What I know is that according to the Department for Work and Pensions the programme provides poor value for money, and that the Work programme with which we will replace it next year will give better, more targeted, quicker and more effective support to the people who are most in need. It will do what I hope every Member wants, and help those people to return to work.
In the days when the Liberal Democrats were in a separate party from the Conservatives, did they not say in their campaign that they would not make cuts this year and pull the rug from under the feet of the economic recovery? Did Mr Clegg make any representations to the Chief Secretary about Sheffield Forgemasters, and when he stood for election did he make his constituents in Sheffield aware that a vote for the Liberal Democrats would lead to hundreds more people in Sheffield losing their jobs?
The hon. Gentleman has asked about four questions in one. I will answer the first. As he knows, the risks facing the country have changed over the past few months. Any survey of the evidence across the world suggests that the risks of sovereign debt crises are huge in other countries. That is reflected in the G20 communiqué, which agreed that faster fiscal consolidation was what was needed in major economies. I think that that is right. Only the Labour party is out of step with that international consensus.
Again and again, the Chief Secretary, his predecessor and the Secretary of State for Work and Pensions come to the House and assert that the future jobs fund is an ineffective scheme. How can the Chief Secretary say that when the Department for Work and Pensions has not collected the data concerned? The first cohort of young people to take part in the scheme have only just finished, and the data are not yet available.
According to my information, the programme represents poor value for money and is not delivering on the objectives set out for it, and our Work programme-which the Secretary of State for Work and Pensions will be announcing-will give people a more effective, quicker and more direct route back into work by paying providers by results, and ensuring that people receive the support that they need.
Has my right hon.
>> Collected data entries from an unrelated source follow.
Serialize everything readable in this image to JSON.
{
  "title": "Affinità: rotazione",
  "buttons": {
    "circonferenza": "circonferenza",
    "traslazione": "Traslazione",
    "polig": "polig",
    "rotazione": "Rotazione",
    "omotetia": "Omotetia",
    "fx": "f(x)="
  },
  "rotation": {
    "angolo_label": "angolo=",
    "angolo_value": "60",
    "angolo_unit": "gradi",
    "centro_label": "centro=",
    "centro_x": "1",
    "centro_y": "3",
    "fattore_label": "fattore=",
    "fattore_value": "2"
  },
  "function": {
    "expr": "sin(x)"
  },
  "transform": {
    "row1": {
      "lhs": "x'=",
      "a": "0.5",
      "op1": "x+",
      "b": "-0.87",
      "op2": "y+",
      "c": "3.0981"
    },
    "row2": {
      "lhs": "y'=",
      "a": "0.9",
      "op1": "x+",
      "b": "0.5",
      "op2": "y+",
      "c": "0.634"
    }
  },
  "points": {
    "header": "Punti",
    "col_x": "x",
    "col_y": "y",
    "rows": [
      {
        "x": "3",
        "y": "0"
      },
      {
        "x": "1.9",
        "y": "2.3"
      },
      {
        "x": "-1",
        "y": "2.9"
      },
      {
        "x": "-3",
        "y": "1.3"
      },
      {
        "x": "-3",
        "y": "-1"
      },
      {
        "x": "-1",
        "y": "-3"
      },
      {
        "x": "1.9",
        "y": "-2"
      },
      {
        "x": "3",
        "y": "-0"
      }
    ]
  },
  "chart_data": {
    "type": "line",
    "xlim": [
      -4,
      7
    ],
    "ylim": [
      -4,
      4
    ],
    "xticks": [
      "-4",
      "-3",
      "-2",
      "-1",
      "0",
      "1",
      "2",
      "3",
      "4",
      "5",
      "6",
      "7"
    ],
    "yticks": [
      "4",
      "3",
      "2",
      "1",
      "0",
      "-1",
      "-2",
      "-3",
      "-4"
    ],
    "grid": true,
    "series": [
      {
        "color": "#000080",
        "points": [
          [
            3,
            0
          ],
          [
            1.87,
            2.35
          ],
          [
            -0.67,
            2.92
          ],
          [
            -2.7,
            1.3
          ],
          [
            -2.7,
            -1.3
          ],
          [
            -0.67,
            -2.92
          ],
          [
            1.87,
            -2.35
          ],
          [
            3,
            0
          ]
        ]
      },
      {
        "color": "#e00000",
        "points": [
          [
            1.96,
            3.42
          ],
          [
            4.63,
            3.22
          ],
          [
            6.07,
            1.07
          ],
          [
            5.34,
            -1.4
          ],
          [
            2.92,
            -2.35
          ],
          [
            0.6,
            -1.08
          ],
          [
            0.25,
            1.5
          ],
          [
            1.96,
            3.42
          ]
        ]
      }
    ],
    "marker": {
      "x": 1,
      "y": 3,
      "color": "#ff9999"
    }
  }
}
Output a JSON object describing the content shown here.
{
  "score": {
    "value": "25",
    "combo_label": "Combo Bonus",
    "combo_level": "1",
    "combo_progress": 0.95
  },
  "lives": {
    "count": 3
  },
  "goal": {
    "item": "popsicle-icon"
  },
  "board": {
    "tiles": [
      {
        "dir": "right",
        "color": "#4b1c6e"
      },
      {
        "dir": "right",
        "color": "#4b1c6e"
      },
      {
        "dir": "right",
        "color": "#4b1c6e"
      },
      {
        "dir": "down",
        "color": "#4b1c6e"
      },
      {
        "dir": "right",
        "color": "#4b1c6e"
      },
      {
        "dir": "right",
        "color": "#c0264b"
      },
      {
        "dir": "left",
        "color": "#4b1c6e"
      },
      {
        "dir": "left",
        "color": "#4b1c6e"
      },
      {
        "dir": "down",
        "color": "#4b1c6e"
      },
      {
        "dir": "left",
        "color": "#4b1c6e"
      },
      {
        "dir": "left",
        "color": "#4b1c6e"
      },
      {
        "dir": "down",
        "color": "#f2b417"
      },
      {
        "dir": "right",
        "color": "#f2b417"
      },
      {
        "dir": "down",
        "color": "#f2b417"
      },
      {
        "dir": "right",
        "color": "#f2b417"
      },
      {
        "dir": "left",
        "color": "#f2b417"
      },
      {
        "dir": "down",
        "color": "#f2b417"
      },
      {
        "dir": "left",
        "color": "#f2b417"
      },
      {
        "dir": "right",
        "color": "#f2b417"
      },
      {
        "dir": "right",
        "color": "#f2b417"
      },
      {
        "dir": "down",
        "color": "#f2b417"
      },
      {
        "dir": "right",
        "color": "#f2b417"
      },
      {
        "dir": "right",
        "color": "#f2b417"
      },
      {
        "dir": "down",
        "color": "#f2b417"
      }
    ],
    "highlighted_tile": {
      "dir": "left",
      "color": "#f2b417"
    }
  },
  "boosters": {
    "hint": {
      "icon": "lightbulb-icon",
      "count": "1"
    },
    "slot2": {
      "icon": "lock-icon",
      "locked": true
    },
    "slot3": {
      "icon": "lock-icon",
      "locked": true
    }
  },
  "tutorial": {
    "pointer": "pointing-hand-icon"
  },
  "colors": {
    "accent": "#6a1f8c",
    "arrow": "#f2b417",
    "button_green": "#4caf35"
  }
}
Friend received one piece of slightly useful advice from Labour Members about how to sort out the mess that they created?
This morning, when I asked the Under-Secretary of State for Transport, Norman Baker, for clarification of the Government's commitment to funding for the reinvigoration of the Tyne and Wear metro, I was told to wait for the statement from the Chief Secretary to the Treasury. Unfortunately, his statement has made it no clearer to the people of Tyne and Wear whether that vital transport infrastructure will be given the investment that it needs in order to survive-investment that has not been made for 30 years-or whether it will be left to die on its feet.
The Department for Transport will be in a position to provide clarity on the approvals that it has. I suggest that the hon. Lady redirect her inquiries to that Department.
The last Government announced a project for a competition in the area. It is still undergoing a process with the European Union involving state aid, approval and so forth. I shall not be in a position to offer approval or otherwise until that process has been completed, but once it has been completed, we shall be able to make an announcement.